Prine goes from describing Barbara’s appearance and demeanor to pointing out her behavior.  I never sold books in airports, nor bought Quaaludes, but I encountered people who did.  They were my age and younger, on the tail end of the hippie movement, possibly exploited, and appeared to be lost.  I could have been wrong, and they may not have welcomed my pity, but I felt sad when I saw people in those situations.  I wanted to help them find better ways to live their lives, but I didn’t know how. 

 I worked temp jobs through a government funded agency called Manpower in Bloomington-Normal during my senior year at ISU.  The day labor jobs they offered came mostly from moving company drivers needing last-minute help unloading the belongings of newly transferred families from a semi into their new homes.  I had to cut class to take those jobs and didn’t do it often.

 But when I did, I was often paired to work with alcoholics from the Home Sweet Home Mission.  Those able to work loved Manpower because it was close to the mission, and they always paid out at the end of each day.  I had a car.  When the job was over and I was leaving the Manpower office with my day’s wages, those guys I worked with would almost always ask me for a ride to the nearest liquor store.  I can see their faces still.

 It was that same earn and immediately spend economy that Prine described as selling Bibles for Quaaludes; bust your ass moving furniture into a newly built tri-level in the morning, buy a fifth of Old Thompson and a couple bottles of Thunderbird wine for the afternoon while living in a homeless shelter. 

 As for Barbara’s doings on her knees in that parking lot, I always shared John’s plea for a higher power, or anyone else, to rescue sex workers from their fate.  “God save her please” or him, or them.  Please.

 And in this verse, John Prine delivers one of his famous hooks, that line in each song that stands out to the listener because it rings so very true.  It’s italicized below.

 

Can’t you picture her next Thursday?  Can you picture her at all?

At the Hotel Boulderado, at the dark end of the hall

I gotta shake myself and wonder, why she even bothers me
For
if heartaches were commercials, we'd all be on TV

The Hotel Boulderado, built in 1909, is still in business, no doubt updated since 1973.  Today on their website you can get a room with a king bed for somewhere around $350.  I hope they put some lighting in the dark end of that hall where John Prine caught a glimpse of Barbara Lewis.

 Prine claims not to know why Barbara Lewis bothers him, acknowledging his own troubles, but we all know why.  John Prine was able to feel and explain the pain of others in his songs.  That’s what made him great. 

 He applied that ability to so many songs and characters: Sam Stone, Donald and Lydia, the old couple in Hello in There, himself the jilted boyfriend in Far From Me, the beautiful and tragic song at the end of his career Summer’s End.  He made a career out of describing the compassion he felt for real life pain. His lyrics helped us see and feel that pain and be compassionate too.
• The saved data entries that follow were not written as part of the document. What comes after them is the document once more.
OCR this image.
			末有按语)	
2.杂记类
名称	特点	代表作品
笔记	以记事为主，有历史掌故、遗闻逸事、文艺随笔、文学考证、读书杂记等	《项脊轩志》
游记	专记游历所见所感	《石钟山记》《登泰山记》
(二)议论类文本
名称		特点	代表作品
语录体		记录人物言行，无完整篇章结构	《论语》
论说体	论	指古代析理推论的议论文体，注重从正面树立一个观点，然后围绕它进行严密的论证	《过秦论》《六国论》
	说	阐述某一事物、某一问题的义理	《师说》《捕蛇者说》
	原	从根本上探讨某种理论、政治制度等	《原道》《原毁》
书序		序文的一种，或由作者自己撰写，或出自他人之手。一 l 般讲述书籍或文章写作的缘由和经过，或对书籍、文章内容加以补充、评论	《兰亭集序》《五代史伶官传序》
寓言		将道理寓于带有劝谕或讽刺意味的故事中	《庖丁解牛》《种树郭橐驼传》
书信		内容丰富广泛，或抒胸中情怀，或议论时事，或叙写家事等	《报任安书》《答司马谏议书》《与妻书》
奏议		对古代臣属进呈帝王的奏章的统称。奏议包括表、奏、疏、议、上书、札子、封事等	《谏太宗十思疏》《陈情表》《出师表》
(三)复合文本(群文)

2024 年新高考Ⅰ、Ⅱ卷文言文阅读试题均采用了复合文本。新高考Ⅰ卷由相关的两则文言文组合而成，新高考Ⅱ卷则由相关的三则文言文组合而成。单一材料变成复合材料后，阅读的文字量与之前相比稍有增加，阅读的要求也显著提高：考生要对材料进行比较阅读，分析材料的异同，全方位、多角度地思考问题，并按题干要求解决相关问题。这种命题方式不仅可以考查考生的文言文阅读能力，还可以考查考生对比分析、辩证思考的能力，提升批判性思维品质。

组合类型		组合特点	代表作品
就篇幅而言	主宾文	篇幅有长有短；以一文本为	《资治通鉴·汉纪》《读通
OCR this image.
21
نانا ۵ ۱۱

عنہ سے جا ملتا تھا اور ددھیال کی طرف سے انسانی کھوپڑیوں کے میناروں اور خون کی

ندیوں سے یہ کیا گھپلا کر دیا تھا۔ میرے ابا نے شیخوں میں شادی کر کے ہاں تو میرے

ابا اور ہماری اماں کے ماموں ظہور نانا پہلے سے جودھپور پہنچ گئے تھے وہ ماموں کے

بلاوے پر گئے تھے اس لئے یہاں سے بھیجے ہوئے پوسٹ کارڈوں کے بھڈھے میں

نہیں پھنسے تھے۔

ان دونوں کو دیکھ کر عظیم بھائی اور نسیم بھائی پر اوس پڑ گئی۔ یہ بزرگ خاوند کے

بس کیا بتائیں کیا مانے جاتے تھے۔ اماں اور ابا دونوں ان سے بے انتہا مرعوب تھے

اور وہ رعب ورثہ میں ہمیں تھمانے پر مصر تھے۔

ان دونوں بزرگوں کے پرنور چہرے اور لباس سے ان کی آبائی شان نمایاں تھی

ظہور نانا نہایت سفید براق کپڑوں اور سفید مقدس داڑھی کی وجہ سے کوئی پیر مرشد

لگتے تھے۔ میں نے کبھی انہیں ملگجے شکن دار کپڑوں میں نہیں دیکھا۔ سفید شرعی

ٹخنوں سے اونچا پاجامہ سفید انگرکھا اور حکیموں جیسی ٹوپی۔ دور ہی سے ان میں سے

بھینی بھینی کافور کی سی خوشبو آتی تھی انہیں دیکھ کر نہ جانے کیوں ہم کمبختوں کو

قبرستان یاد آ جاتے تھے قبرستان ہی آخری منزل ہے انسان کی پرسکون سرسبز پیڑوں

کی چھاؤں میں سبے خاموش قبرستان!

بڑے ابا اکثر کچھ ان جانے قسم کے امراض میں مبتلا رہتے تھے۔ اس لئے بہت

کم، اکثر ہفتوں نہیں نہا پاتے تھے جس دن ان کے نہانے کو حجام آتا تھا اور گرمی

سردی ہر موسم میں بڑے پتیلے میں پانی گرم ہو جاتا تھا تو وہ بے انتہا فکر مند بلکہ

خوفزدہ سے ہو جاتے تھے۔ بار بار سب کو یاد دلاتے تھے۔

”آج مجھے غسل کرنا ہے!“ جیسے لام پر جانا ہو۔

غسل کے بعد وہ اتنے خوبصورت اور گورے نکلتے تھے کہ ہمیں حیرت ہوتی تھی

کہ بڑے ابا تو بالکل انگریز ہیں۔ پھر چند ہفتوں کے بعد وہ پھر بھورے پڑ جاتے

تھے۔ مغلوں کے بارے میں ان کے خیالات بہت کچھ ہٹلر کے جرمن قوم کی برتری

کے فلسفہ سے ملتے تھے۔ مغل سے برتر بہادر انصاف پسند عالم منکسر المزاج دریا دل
 Unless you saw John Prine live and heard him introduce his songs, you didn’t get to know where they came from or how they came about.  We have the benefit of reading his thoughts about the song Come Back to Us, Barbara Lewis…in the liner notes of John Prine Live, released in 1988.  He explained that he began working on the song in the summer of ’73 during a tour of Colorado ski towns with Ramblin’ Jack Elliott.  “What I had in mind was this girl who left home, did drugs, did religion, did husbands, and ended up doing diddley.”

 John Prine was taken from us by Covid in April of 2020 during the pandemic.  We lost something when he died that I don’t think has been replaced, an American minstrel poet who sows understanding and concern for others in ways that we cannot help but acknowledge.  We need artists like him that help us find acceptance and understanding of one another.  If you hear of one, let me know.